Inevitably reading about his decline in the final stages of the illness was uncomfortable, as I would imagine it would be for any of the many millions of people with first-hand experience of the disease.
Nonetheless the honesty felt important and perhaps admirably the book does deal with what I suppose was always going to be a topic of debate given Pratchett's passionate advocacy for assisted dying. Was the writer himself "assisted"?
Recalling his response to a reporter who was forthright enough to ask this very question, Wilkins was unequivocal. The author had died "quietly and naturally at home with his family around him and his cat curled up at the foot of his bed."
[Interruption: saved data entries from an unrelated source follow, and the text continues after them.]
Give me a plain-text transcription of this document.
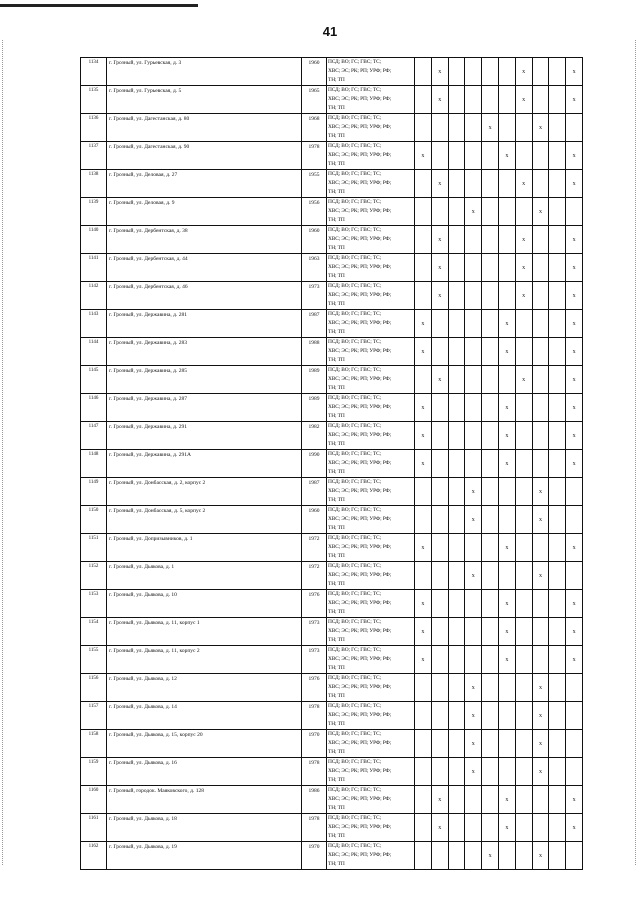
41
1134	г. Грозный, ул. Гурьевская, д. 3	1960	ПСД; ВО; ГС; ГВС; ТС;
ХВС; ЭС; РК; РП; УРФ; РФ;
ТН; ТП		x					x			x
1135	г. Грозный, ул. Гурьевская, д. 5	1965	ПСД; ВО; ГС; ГВС; ТС;
ХВС; ЭС; РК; РП; УРФ; РФ;
ТН; ТП		x					x			x
1136	г. Грозный, ул. Дагестанская, д. 80	1968	ПСД; ВО; ГС; ГВС; ТС;
ХВС; ЭС; РК; РП; УРФ; РФ;
ТН; ТП					x			x		
1137	г. Грозный, ул. Дагестанская, д. 90	1978	ПСД; ВО; ГС; ГВС; ТС;
ХВС; ЭС; РК; РП; УРФ; РФ;
ТН; ТП	x					x				x
1138	г. Грозный, ул. Деловая, д. 27	1955	ПСД; ВО; ГС; ГВС; ТС;
ХВС; ЭС; РК; РП; УРФ; РФ;
ТН; ТП		x					x			x
1139	г. Грозный, ул. Деловая, д. 9	1956	ПСД; ВО; ГС; ГВС; ТС;
ХВС; ЭС; РК; РП; УРФ; РФ;
ТН; ТП				x				x		
1140	г. Грозный, ул. Дербентская, д. 38	1960	ПСД; ВО; ГС; ГВС; ТС;
ХВС; ЭС; РК; РП; УРФ; РФ;
ТН; ТП		x					x			x
1141	г. Грозный, ул. Дербентская, д. 44	1963	ПСД; ВО; ГС; ГВС; ТС;
ХВС; ЭС; РК; РП; УРФ; РФ;
ТН; ТП		x					x			x
1142	г. Грозный, ул. Дербентская, д. 46	1973	ПСД; ВО; ГС; ГВС; ТС;
ХВС; ЭС; РК; РП; УРФ; РФ;
ТН; ТП		x					x			x
1143	г. Грозный, ул. Державина, д. 281	1987	ПСД; ВО; ГС; ГВС; ТС;
ХВС; ЭС; РК; РП; УРФ; РФ;
ТН; ТП	x					x				x
1144	г. Грозный, ул. Державина, д. 283	1988	ПСД; ВО; ГС; ГВС; ТС;
ХВС; ЭС; РК; РП; УРФ; РФ;
ТН; ТП	x					x				x
1145	г. Грозный, ул. Державина, д. 285	1989	ПСД; ВО; ГС; ГВС; ТС;
ХВС; ЭС; РК; РП; УРФ; РФ;
ТН; ТП		x					x			x
1146	г. Грозный, ул. Державина, д. 287	1989	ПСД; ВО; ГС; ГВС; ТС;
ХВС; ЭС; РК; РП; УРФ; РФ;
ТН; ТП	x					x				x
1147	г. Грозный, ул. Державина, д. 291	1982	ПСД; ВО; ГС; ГВС; ТС;
ХВС; ЭС; РК; РП; УРФ; РФ;
ТН; ТП	x					x				x
1148	г. Грозный, ул. Державина, д. 291А	1990	ПСД; ВО; ГС; ГВС; ТС;
ХВС; ЭС; РК; РП; УРФ; РФ;
ТН; ТП	x					x				x
1149	г. Грозный, ул. Донбасская, д. 2, корпус 2	1987	ПСД; ВО; ГС; ГВС; ТС;
ХВС; ЭС; РК; РП; УРФ; РФ;
ТН; ТП				x				x		
1150	г. Грозный, ул. Донбасская, д. 5, корпус 2	1960	ПСД; ВО; ГС; ГВС; ТС;
ХВС; ЭС; РК; РП; УРФ; РФ;
ТН; ТП				x				x		
1151	г. Грозный, ул. Допризывников, д. 1	1972	ПСД; ВО; ГС; ГВС; ТС;
ХВС; ЭС; РК; РП; УРФ; РФ;
ТН; ТП	x					x				x
1152	г. Грозный, ул. Дьякова, д. 1	1972	ПСД; ВО; ГС; ГВС; ТС;
ХВС; ЭС; РК; РП; УРФ; РФ;
ТН; ТП				x				x		
1153	г. Грозный, ул. Дьякова, д. 10	1976	ПСД; ВО; ГС; ГВС; ТС;
ХВС; ЭС; РК; РП; УРФ; РФ;
ТН; ТП	x					x				x
1154	г. Грозный, ул. Дьякова, д. 11, корпус 1	1973	ПСД; ВО; ГС; ГВС; ТС;
ХВС; ЭС; РК; РП; УРФ; РФ;
ТН; ТП	x					x				x
1155	г. Грозный, ул. Дьякова, д. 11, корпус 2	1973	ПСД; ВО; ГС; ГВС; ТС;
ХВС; ЭС; РК; РП; УРФ; РФ;
ТН; ТП	x					x				x
1156	г. Грозный, ул. Дьякова, д. 12	1976	ПСД; ВО; ГС; ГВС; ТС;
ХВС; ЭС; РК; РП; УРФ; РФ;
ТН; ТП				x				x		
1157	г. Грозный, ул. Дьякова, д. 14	1978	ПСД; ВО; ГС; ГВС; ТС;
ХВС; ЭС; РК; РП; УРФ; РФ;
ТН; ТП				x				x		
1158	г. Грозный, ул. Дьякова, д. 15, корпус 20	1970	ПСД; ВО; ГС; ГВС; ТС;
ХВС; ЭС; РК; РП; УРФ; РФ;
ТН; ТП				x				x		
1159	г. Грозный, ул. Дьякова, д. 16	1978	ПСД; ВО; ГС; ГВС; ТС;
ХВС; ЭС; РК; РП; УРФ; РФ;
ТН; ТП				x				x		
1160	г. Грозный, городок. Маяковского, д. 128	1986	ПСД; ВО; ГС; ГВС; ТС;
ХВС; ЭС; РК; РП; УРФ; РФ;
ТН; ТП		x				x				x
1161	г. Грозный, ул. Дьякова, д. 18	1978	ПСД; ВО; ГС; ГВС; ТС;
ХВС; ЭС; РК; РП; УРФ; РФ;
ТН; ТП		x				x				x
1162	г. Грозный, ул. Дьякова, д. 19	1970	ПСД; ВО; ГС; ГВС; ТС;
ХВС; ЭС; РК; РП; УРФ; РФ;
ТН; ТП					x			x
Rather like the Discworld books that made his fortune, the story of Pratchett's own life is immensely funny and thought-provoking and at times entirely poignant.
It captures Pratchett's wit and humanity but doesn't gloss over his flaws. As his old pal Neil Gaiman once put it, the perception that the novelist was "a jolly old elf" rather overlooked the quiet fury that fuelled so much of his output. I was left with the firm impression of a good man with a great sense of humour, but someone who didn't suffer fools gladly.
The complexity of the character on show, the affection with which he's remembered and the books he's left behind certainly give weight to a quote splashed across the back cover.
"Of all the dead authors in the world, Terry Pratchett is the most alive."
A comforting thought given that the reflections threaded through this biography are the last we'll ever get from the man himself.